Each transaction is assigned a unique timestamp by its TM (transaction manager). The TM attaches the timestamp to all dm-reads and dm-writes issued on behalf of the transaction, and DMs (data manager) are required to process conflicting operations in timestamp order.

However, this paper did not explain

Question: How to generate the globally unique timestamps for transactions in distributed database systems (assuming no centralized coordination)? What are the commonly used techniques (with references) in this area?

Specifically, is the <local clock, site-id> pair sufficient and appropriate as a timestamp mechanism? If not, why?

[1] Concurrency Control in Distributed Database Systems by Philip A. Bernstein and Nathan Goodman. Computing Surveys, Vol.13, No., 2, June 1981.

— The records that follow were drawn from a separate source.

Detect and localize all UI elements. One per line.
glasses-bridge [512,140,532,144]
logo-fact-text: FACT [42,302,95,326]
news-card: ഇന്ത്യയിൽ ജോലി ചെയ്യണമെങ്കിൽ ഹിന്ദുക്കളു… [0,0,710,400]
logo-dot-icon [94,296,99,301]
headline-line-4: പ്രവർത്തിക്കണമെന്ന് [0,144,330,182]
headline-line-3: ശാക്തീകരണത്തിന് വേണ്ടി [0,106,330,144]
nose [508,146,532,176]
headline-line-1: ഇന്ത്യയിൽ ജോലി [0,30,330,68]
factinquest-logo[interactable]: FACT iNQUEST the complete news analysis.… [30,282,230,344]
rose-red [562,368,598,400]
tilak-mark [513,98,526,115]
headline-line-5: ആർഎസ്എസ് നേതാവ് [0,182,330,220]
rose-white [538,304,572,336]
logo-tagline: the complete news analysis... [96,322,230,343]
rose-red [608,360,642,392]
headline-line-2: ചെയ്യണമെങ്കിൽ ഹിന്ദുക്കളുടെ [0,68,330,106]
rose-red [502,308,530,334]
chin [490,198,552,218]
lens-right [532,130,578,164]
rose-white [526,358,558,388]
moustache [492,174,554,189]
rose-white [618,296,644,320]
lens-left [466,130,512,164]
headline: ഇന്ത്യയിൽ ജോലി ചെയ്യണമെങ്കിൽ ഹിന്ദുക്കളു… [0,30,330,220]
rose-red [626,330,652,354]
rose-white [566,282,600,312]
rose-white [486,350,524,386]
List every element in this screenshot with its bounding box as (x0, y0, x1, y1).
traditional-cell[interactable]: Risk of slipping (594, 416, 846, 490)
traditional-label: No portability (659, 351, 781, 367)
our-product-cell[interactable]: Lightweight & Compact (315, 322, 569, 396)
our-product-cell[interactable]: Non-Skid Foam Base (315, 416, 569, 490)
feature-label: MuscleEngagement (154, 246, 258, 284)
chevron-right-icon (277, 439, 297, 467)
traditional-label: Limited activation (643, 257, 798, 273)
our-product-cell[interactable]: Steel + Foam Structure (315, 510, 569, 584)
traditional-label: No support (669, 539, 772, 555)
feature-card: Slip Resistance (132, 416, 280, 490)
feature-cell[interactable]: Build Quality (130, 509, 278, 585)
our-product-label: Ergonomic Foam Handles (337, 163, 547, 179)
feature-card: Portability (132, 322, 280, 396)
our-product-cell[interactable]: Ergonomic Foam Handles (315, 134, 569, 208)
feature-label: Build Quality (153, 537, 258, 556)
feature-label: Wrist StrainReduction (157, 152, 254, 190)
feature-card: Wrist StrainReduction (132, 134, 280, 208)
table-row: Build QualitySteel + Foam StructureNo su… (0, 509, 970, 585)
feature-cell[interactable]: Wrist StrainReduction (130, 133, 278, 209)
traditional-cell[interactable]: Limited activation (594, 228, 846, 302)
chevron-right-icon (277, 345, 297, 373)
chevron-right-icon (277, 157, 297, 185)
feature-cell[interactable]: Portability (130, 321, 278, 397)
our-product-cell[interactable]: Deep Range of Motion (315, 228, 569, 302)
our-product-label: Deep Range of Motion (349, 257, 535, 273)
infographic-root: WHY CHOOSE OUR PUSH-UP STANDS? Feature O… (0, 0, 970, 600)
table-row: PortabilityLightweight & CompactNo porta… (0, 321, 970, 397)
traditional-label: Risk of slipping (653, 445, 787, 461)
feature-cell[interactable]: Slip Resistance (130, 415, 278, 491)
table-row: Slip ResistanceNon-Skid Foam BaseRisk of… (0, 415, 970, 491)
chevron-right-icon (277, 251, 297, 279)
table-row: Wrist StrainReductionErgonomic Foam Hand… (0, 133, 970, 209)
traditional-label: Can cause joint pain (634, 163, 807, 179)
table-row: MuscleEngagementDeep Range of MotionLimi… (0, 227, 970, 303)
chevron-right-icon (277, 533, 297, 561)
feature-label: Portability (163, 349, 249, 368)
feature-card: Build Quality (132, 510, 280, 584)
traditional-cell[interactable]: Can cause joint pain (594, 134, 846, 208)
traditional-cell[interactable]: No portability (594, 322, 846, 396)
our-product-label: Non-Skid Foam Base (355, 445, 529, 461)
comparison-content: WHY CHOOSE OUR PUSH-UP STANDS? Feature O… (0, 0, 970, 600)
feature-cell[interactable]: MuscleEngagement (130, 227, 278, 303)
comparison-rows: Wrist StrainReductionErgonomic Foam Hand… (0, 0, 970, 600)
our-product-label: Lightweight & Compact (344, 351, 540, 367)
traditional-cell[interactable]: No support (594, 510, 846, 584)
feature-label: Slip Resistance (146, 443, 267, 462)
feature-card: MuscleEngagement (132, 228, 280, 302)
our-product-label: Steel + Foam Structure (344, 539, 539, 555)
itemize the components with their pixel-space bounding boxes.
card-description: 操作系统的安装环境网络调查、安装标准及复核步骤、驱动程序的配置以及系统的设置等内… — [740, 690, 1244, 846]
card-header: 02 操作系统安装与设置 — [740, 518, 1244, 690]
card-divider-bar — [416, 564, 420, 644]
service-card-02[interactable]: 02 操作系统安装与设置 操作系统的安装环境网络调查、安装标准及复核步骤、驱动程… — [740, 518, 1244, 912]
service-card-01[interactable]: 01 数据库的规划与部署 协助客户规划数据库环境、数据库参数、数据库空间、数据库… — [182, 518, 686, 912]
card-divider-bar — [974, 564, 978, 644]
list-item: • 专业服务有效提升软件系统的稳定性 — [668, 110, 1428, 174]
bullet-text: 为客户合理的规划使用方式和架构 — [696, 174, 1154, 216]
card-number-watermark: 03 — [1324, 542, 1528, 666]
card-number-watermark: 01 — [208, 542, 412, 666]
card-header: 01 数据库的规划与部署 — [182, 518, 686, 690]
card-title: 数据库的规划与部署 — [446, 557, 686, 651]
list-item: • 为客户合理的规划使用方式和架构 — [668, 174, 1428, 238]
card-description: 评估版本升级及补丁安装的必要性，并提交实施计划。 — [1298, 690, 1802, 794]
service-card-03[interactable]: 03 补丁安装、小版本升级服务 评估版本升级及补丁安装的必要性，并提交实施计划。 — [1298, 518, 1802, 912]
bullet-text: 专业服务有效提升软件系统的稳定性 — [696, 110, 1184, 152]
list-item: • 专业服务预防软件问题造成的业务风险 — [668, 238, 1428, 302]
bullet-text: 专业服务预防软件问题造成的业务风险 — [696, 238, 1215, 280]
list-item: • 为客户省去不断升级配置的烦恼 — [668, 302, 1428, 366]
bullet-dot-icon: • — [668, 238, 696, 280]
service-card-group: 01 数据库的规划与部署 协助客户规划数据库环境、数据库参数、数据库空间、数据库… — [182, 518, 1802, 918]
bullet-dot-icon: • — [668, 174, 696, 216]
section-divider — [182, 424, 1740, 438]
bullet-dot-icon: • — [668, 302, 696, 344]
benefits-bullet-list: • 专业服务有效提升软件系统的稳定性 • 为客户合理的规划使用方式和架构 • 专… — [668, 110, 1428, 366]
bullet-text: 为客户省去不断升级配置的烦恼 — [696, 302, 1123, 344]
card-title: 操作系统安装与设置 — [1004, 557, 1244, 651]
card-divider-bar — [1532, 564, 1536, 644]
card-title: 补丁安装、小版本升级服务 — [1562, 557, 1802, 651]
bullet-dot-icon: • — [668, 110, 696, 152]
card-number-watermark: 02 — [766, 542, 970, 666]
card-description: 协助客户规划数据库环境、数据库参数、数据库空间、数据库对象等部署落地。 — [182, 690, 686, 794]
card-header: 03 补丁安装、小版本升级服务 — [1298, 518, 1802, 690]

  • $\begingroup$ My gut feeling tells me that in order for (local clock, site id) to be useful, the clocks would have to be precisely synchronized, otherwise an event timestamped $(C_1, N_1)$ could be observed by site $N_2$ at a local time $C_2 < C_1$, so causation would not imply precession. But databases aren't my field. $\endgroup$ May 17, 2015 at 13:53
  • $\begingroup$ @Gilles It seems that although (local clock, site id) provides globally unique timestamps, it needs other mechanisms (what I want to know) to make sure that all the sites commit all the transactions in the same total order defined by the timestamps. Thanks for your opinion. $\endgroup$
    – hengxin
    May 17, 2015 at 14:03

1 Answer 1


If the only property you need is global uniqueness - serverId+timestamp is good enough. Since every server has one Transaction Manager, that will guarantee uniqueness within one server and ordering; combine with unique server id and that gives global uniqueness.

This types of ids are globally unique, but are not globally ordered. Which is alright in case of transactions itself not being distributed - one transaction is executed by one server.

Edit below is about ordering

In the proposed method (nodeId+timestamp) all transactions do have total order - this comes from the definition - since every transaction id is unique, then we can take any two transactions and compare which one goes first.

But it is important to remember, that that order is not really related to real time - there is no (reliable) way to say which transaction happened first in practice.

Also, this order won't give causality. For example, let's say we executed transaction Ta on node A and based on result of Ta we executed transaction Tb on B.

In total order it is possible that Tb will come before Ta.

And to close the ordering note: if you do need total order with respect of causality, Lamport Timestamp is the way to go.